Jesteśmy w oktawie uroczystości Wszystkich Świętych i liturgicznego wspomnienia Wszystkich Wiernych Zmarłych, tzw. Dnia Zadusznego. W literaturze Kościoła dzień Wszystkich Świętych jest dniem zbawionych,
tych, którzy cieszą się już wiecznym szczęściem Nieba. Pewnie tylko mała ich cząstka została ogłoszona przez Najwyższy Urząd Kościoła świętymi czy błogosławionymi, ale w tym dniu Kościół mówi o wszystkich
świętych, o ogromnej, niezliczonej rzeszy tych, którzy stanęli już przed obliczem Bożym jako oczyszczeni z grzechu, zbawieni Krwią Baranka. Przeżywamy więc w tych dniach ten wielki cel, którym żyje i
ku któremu prowadzi Kościół.
W uroczystość Wszystkich Świętych spotykają się zatem dwa światy: ten przyszły, będący pragnieniem katolika, i ten pospolity, ziemski, który w tamtym może się przejrzeć jak w lustrze. I niekiedy może
się wydać, że są to dwa obrazy nie mające ze sobą żadnych punktów wspólnych. A przecież powinny się one na siebie niejako nakładać, jeśli spełnialibyśmy jako katolicy swoje zadanie budowania na ziemi
królestwa Bożego.
Uroczystość Wszystkich Świętych przypomina nam swą chrześcijańską teologią Chrystusa Zbawiciela, przypomina także, że jesteśmy wszyscy przeznaczeni do życia wiecznego, że naszą ojczyzną nie jest cmentarz,
ale niebo i Dobry Bóg, który chce nas przyjąć do swojej chwały.
Te piękne i pełne zadumy listopadowe dni przywołują na pamięć naszych bliskich, którzy odeszli już do wieczności. Żyjąc w tajemnicy świętych obcowania, wierzymy, że wielu z nich może orędować za nami
u Boga. Wielu jednak bardzo potrzebuje naszej pomocy - sami sobie nie mogą już pomóc. Spieszmy więc do nich naszą intencją i modlitwą wstawienniczą. Wraz z pięknem jesiennych chryzantem i kolorowym
światłem zniczy przynieśmy im piękno naszej modlitwy i czyste serca, ofiarujmy odpusty, jakie z troski o dusze zmarłych proponuje Kościół, i niech to będzie wyraz naszej do nich miłości.
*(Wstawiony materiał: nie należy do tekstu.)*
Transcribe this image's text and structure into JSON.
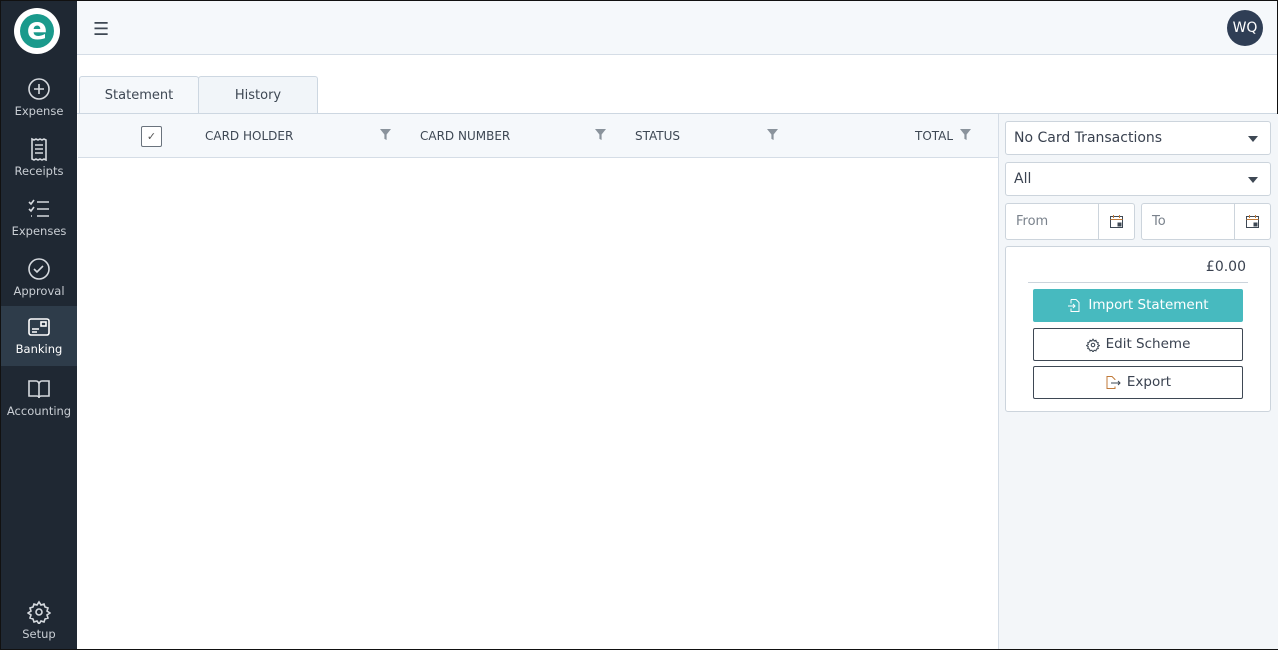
{
  "sidebar": {
    "logo": "e",
    "items": [
      {
        "label": "Expense",
        "icon": "plus-circle-icon"
      },
      {
        "label": "Receipts",
        "icon": "receipt-icon"
      },
      {
        "label": "Expenses",
        "icon": "checklist-icon"
      },
      {
        "label": "Approval",
        "icon": "check-circle-icon"
      },
      {
        "label": "Banking",
        "icon": "bank-card-icon",
        "active": true
      },
      {
        "label": "Accounting",
        "icon": "book-icon"
      }
    ],
    "setup": "Setup"
  },
  "header": {
    "avatar": "WQ"
  },
  "tabs": [
    {
      "label": "Statement",
      "active": true
    },
    {
      "label": "History"
    }
  ],
  "table": {
    "columns": [
      "CARD HOLDER",
      "CARD NUMBER",
      "STATUS",
      "TOTAL"
    ]
  },
  "panel": {
    "card_select": "No Card Transactions",
    "filter_select": "All",
    "from_placeholder": "From",
    "to_placeholder": "To",
    "total": "£0.00",
    "import_label": "Import Statement",
    "edit_label": "Edit Scheme",
    "export_label": "Export"
  },
  "colors": {
    "sidebar": "#1f2833",
    "accent": "#47babf",
    "logo": "#1a9a8c"
  }
}
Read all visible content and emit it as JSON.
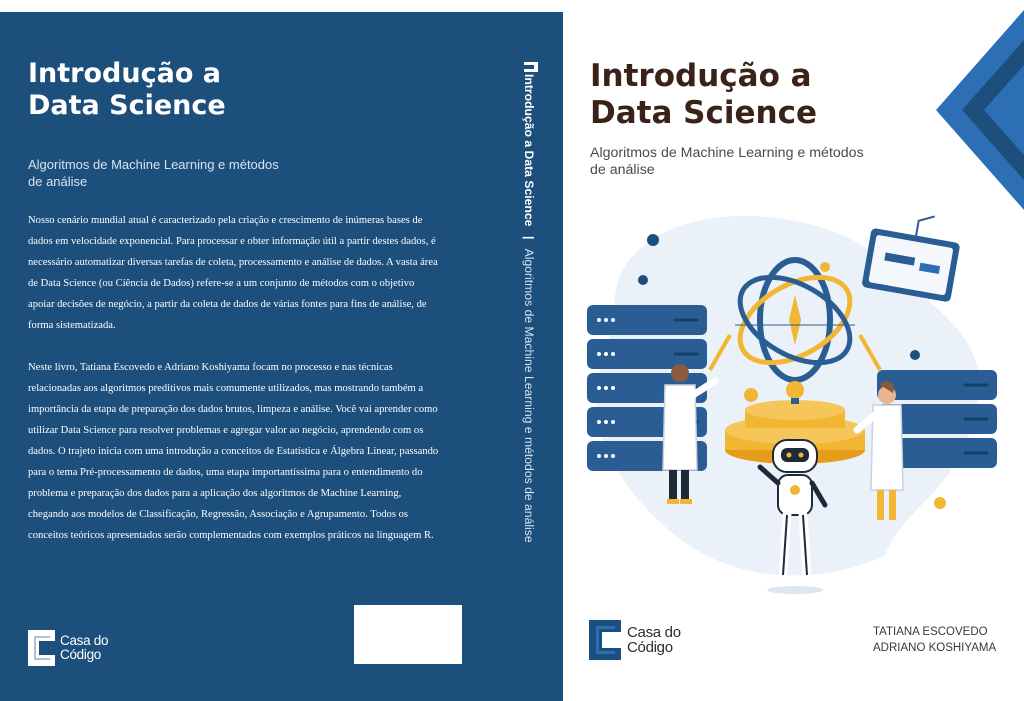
{
  "back_cover": {
    "title_line1": "Introdução a",
    "title_line2": "Data Science",
    "subtitle_line1": "Algoritmos de Machine Learning e métodos",
    "subtitle_line2": "de análise",
    "paragraphs": [
      "Nosso cenário mundial atual é caracterizado pela criação e crescimento de inúmeras bases de dados em velocidade exponencial. Para processar e obter informação útil a partir destes dados, é necessário automatizar diversas tarefas de coleta, processamento e análise de dados. A vasta área de Data Science (ou Ciência de Dados) refere-se a um conjunto de métodos com o objetivo apoiar decisões de negócio, a partir da coleta de dados de várias fontes para fins de análise, de forma sistematizada.",
      "Neste livro, Tatiana Escovedo e Adriano Koshiyama focam no processo e nas técnicas relacionadas aos algoritmos preditivos mais comumente utilizados, mas mostrando também a importância da etapa de preparação dos dados brutos, limpeza e análise. Você vai aprender como utilizar Data Science para resolver problemas e agregar valor ao negócio, aprendendo com os dados. O trajeto inicia com uma introdução a conceitos de Estatística e Álgebra Linear, passando para o tema Pré-processamento de dados, uma etapa importantíssima para o entendimento do problema e preparação dos dados para a aplicação dos algoritmos de Machine Learning, chegando aos modelos de Classificação, Regressão, Associação e Agrupamento. Todos os conceitos teóricos apresentados serão complementados com exemplos práticos na linguagem R."
    ],
    "publisher_line1": "Casa do",
    "publisher_line2": "Código"
  },
  "spine": {
    "title": "Introdução a Data Science",
    "separator": "|",
    "subtitle": "Algoritmos de Machine Learning e métodos de análise"
  },
  "front_cover": {
    "title_line1": "Introdução a",
    "title_line2": "Data Science",
    "subtitle_line1": "Algoritmos de Machine Learning e métodos",
    "subtitle_line2": "de análise",
    "publisher_line1": "Casa do",
    "publisher_line2": "Código",
    "author1": "TATIANA ESCOVEDO",
    "author2": "ADRIANO KOSHIYAMA"
  },
  "colors": {
    "cover_blue": "#1d4f7c",
    "title_brown": "#3b2218",
    "accent_blue": "#2d6fb5",
    "accent_yellow": "#f2b632",
    "server_blue": "#2a5d94"
  },
  "illustration_icons": [
    "server-rack-icon",
    "atom-icon",
    "robot-icon",
    "scientist-icon",
    "monitor-icon",
    "lightbulb-icon"
  ]
}
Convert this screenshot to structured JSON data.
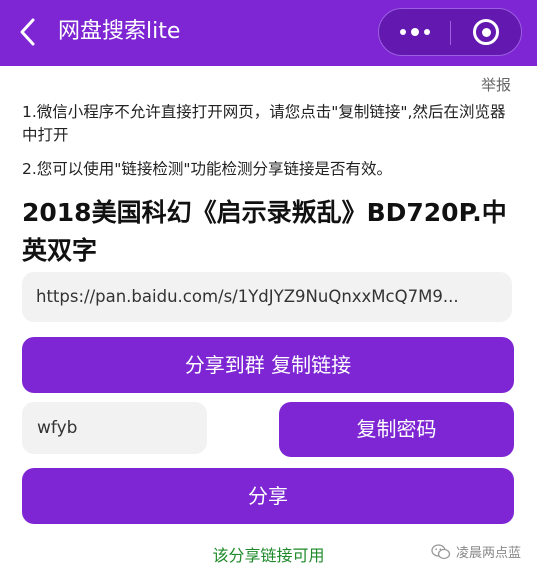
{
  "header": {
    "title": "网盘搜索lite",
    "back_icon": "chevron-left-icon",
    "more_icon": "more-dots-icon",
    "close_icon": "target-close-icon",
    "color": "#7e26d3"
  },
  "report_link": "举报",
  "notices": [
    "1.微信小程序不允许直接打开网页，请您点击\"复制链接\",然后在浏览器中打开",
    "2.您可以使用\"链接检测\"功能检测分享链接是否有效。"
  ],
  "resource": {
    "title": "2018美国科幻《启示录叛乱》BD720P.中英双字",
    "link": "https://pan.baidu.com/s/1YdJYZ9NuQnxxMcQ7M9..."
  },
  "buttons": {
    "share_group_copy_link": "分享到群 复制链接",
    "copy_password": "复制密码",
    "share": "分享"
  },
  "password": "wfyb",
  "status": {
    "text": "该分享链接可用",
    "color": "#1e8a2a"
  },
  "watermark": {
    "text": "凌晨两点蓝",
    "icon": "wechat-logo-icon"
  }
}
W naszych kościołach
odprawiane są tzw. modlitwy zaduszkowe. To sprawa ważniejsza od kwiatów, świec i wszelkich ozdób nagrobnych - wielka modlitwa Kościoła. Oczywiście, jest również możliwość zamawiania Mszy św. za
zmarłych, są one najpiękniejszym wieńcem pogrzebowym. Modlitwa wstawiennicza jest bardzo potrzebna nam wszystkim, a cóż dopiero zmarłym, zwłaszcza kiedy mają na sumieniu wiele grzechów.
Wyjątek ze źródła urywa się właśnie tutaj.